My Dad decided that they would play a follow-the-leader type game, and he convinced my Tia Betty to stand practically on top of this mound of dirt. First, he had her clap. Easy game and my Tia Betty was just happy to be included. Next, he told her to stomp.
What my Dad left out of his explanation of this game was that this mound of dirt also was home to a fire ant colony. So, when my Tia Betty started to stomp, she disturbed the now-very-angry fire ants. They stormed out of their ant colony and did not hold back their anger at her.
By the time my Tia Betty realized what was happening, she was already covered in fire ants biting every surface of her skin. Trapped in her clothes. Head to toe. Fire ants. Biting.
Around this same time my Dad realized just exactly what he had caused. But it was too late. He didn’t mean for her to be covered in fire ants. He thought just a few would come out to scare her. He didn’t anticipate that the entire ant colony would be participating in his prank.

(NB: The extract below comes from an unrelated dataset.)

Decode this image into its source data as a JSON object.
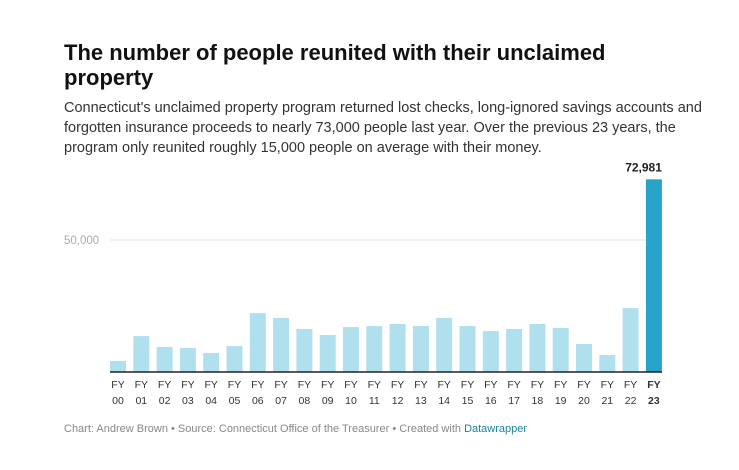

My Abuela Dora came out when she heard my Tia Betty’s screams of pain. Thinking quickly, she grabbed her daughter and threw her in the shower to get all the ants off and soothe her bites. Needless to say, my Dad got in a lot of trouble. So much trouble, he didn’t even remember this story until years later.

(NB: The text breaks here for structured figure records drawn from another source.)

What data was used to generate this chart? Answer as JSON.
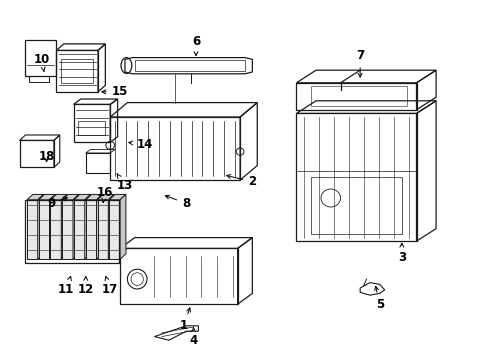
{
  "bg_color": "#ffffff",
  "line_color": "#1a1a1a",
  "label_positions": {
    "1": [
      0.375,
      0.095,
      0.39,
      0.155
    ],
    "2": [
      0.515,
      0.495,
      0.455,
      0.515
    ],
    "3": [
      0.82,
      0.285,
      0.82,
      0.335
    ],
    "4": [
      0.395,
      0.055,
      0.395,
      0.1
    ],
    "5": [
      0.775,
      0.155,
      0.765,
      0.215
    ],
    "6": [
      0.4,
      0.885,
      0.4,
      0.835
    ],
    "7": [
      0.735,
      0.845,
      0.735,
      0.775
    ],
    "8": [
      0.38,
      0.435,
      0.33,
      0.46
    ],
    "9": [
      0.105,
      0.435,
      0.145,
      0.455
    ],
    "10": [
      0.085,
      0.835,
      0.09,
      0.8
    ],
    "11": [
      0.135,
      0.195,
      0.145,
      0.235
    ],
    "12": [
      0.175,
      0.195,
      0.175,
      0.235
    ],
    "13": [
      0.255,
      0.485,
      0.235,
      0.525
    ],
    "14": [
      0.295,
      0.6,
      0.255,
      0.605
    ],
    "15": [
      0.245,
      0.745,
      0.2,
      0.745
    ],
    "16": [
      0.215,
      0.465,
      0.21,
      0.435
    ],
    "17": [
      0.225,
      0.195,
      0.215,
      0.235
    ],
    "18": [
      0.095,
      0.565,
      0.095,
      0.54
    ]
  }
}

Fire ants show up more than once in my family’s history though. While my dad used fire ants to try to get rid of a little sister, his Abuelo Nicholas used them to survive.
Abuelo Nicholas was originally born in Chihuahua, Mexico in 1898. When he was 17, he made the journey to El Paso, Texas. He hitchhiked and he walked, which meant that part of this journey required him to walk through the desert. My great Tia told my dad that these trips could be extremely dangerous for many reasons, one reason being the coyotes. They’d be hard to avoid if you were traveling across the desert at night without a place to stay and they could certainly attack. But Abuelo Nicholas was never attacked. Instead of using fire ants to get rid of a little sister, Abuelo Nicholas befriended the fire ants. Well, he at least had an understanding with them.
Coyotes won’t go near fire ant colonies. Apparently, Abuelo Nicholas knew this too. So at night, Abuelo Nicholas would gently lay on or very close to a fire ant colony. They wouldn’t bother him at night–at least that’s how the story goes. Then, in the morning, Abuelo Nicholas would know to wake up when a few of those fire ants would bite him awake. They could only have an understanding with each other until morning.
Throughout my family’s history, something as small as fire ants have continued to shape us. Whether by allowing my great Abuelo Nicholas to sleep on his journey to Texas or by teaching my Dad to be a little nicer to his sister, they have found a way to be in our story.